After Bowlen died following his selection to the Hall this year, questions arose about whether or not his family would be issued a jacket and ring. Hall of Fame Spokesman Pete Fierle told Mike Klis of 9News in Denver the family would be receiving the priceless items.
"Pat Bowlen is the first individual to pass away between the time he was elected and formally enshrined into the Pro Football Hall of Fame,'' Fierle said. "The process was underway to create his Hall of Fame Gold Jacket and Hall of Fame Ring of Excellence.
"As previously planned prior to his death, the Gold Jacket and Ring of Excellence will be presented to the Pat Bowlen estate to be displayed in the front lobby of the UC Health Training Center.
"The Gold Jacket and Ring of Excellence will serve as an everlasting reminder of the impact Pat Bowlen made on the Broncos and the National Football League. He epitomized the values and virtues learned from the game of football that serve as inspiration to fans to live a 'Hall of Fame life' of character."
When the Hall of Fame previously inducted deceased players, their families did not receive jackets or rings, per the Hall's policy. Fierle's distinction that Bowlen was elected before his death allows the Hall of Fame to keep that policy in place, though many would like it changed.
Oakland Raiders owner Mark Davis is one who hopes the Bowlen decision leads to an alteration in the policy for all deceased members.

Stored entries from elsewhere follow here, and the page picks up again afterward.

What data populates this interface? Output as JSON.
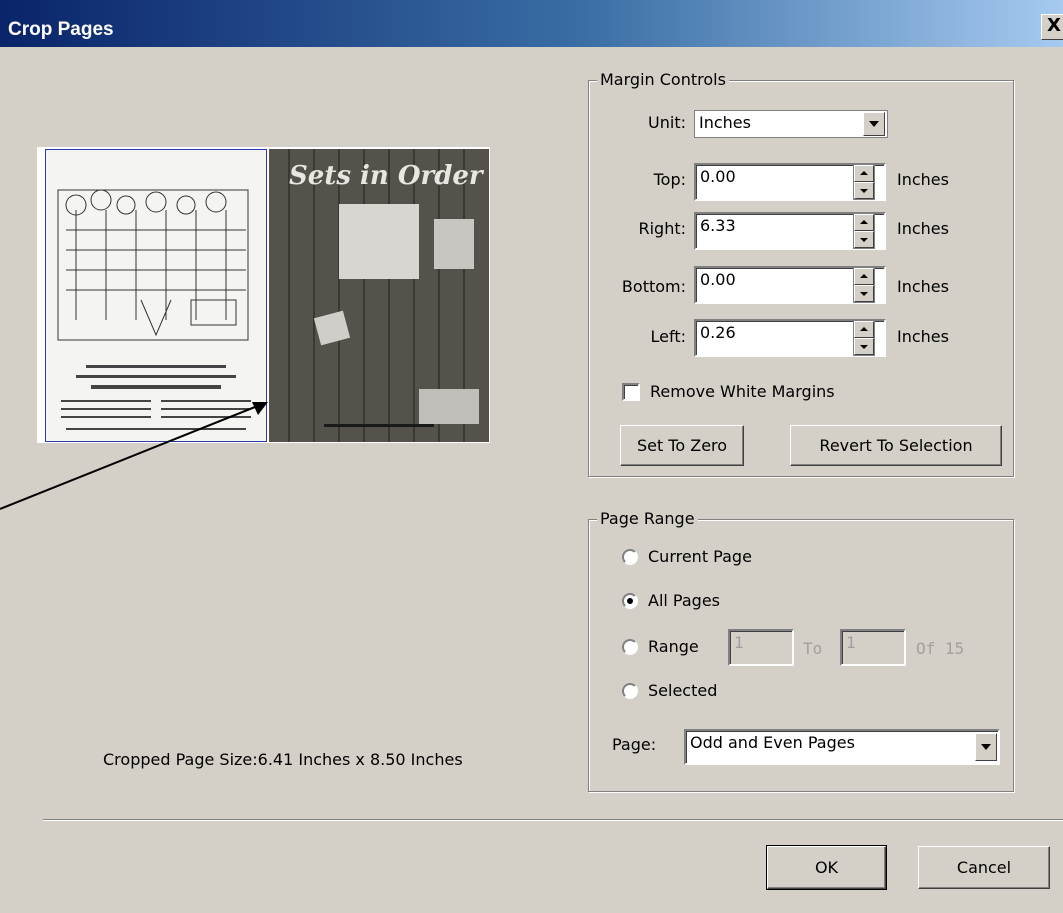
{
  "window": {
    "title": "Crop Pages",
    "close_label": "X"
  },
  "preview": {
    "magazine_title": "Sets in Order"
  },
  "cropped_size": "Cropped Page Size:6.41 Inches x 8.50 Inches",
  "margin_controls": {
    "legend": "Margin Controls",
    "unit_label": "Unit:",
    "unit_value": "Inches",
    "fields": [
      {
        "label": "Top:",
        "value": "0.00",
        "unit": "Inches"
      },
      {
        "label": "Right:",
        "value": "6.33",
        "unit": "Inches"
      },
      {
        "label": "Bottom:",
        "value": "0.00",
        "unit": "Inches"
      },
      {
        "label": "Left:",
        "value": "0.26",
        "unit": "Inches"
      }
    ],
    "remove_white_margins": "Remove White Margins",
    "remove_white_margins_checked": false,
    "set_to_zero": "Set To Zero",
    "revert_to_selection": "Revert To Selection"
  },
  "page_range": {
    "legend": "Page Range",
    "current_page": "Current Page",
    "all_pages": "All Pages",
    "range": "Range",
    "range_from": "1",
    "to_label": "To",
    "range_to": "1",
    "of_label": "Of 15",
    "selected": "Selected",
    "page_label": "Page:",
    "page_value": "Odd and Even Pages",
    "checked": "all_pages"
  },
  "buttons": {
    "ok": "OK",
    "cancel": "Cancel"
  },
  "colors": {
    "title_gradient_start": "#0a246a",
    "title_gradient_end": "#a6caf0",
    "dialog_bg": "#d4d0c8"
  }
}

"David Baker and the Hall of Fame made the right decision, and I believe it opens the door to reconsidering awarding rings and jackets to the families of all deceased enshrinees," Davis told ESPN.com's Paul Gutierrez on Tuesday night. "It opens the door to making it right for other families, like Junior Seau's and Kenny Stabler's.
"There's no reason I should have my father's ring and Bruce Allen does not have his. As a new member of the NFL owners Hall of Fame Committee, I'll continue to advocate for the families."
Whether the Hall of Fame board -- an independent organization separate from the NFL -- agrees a change should be made remains to be seen.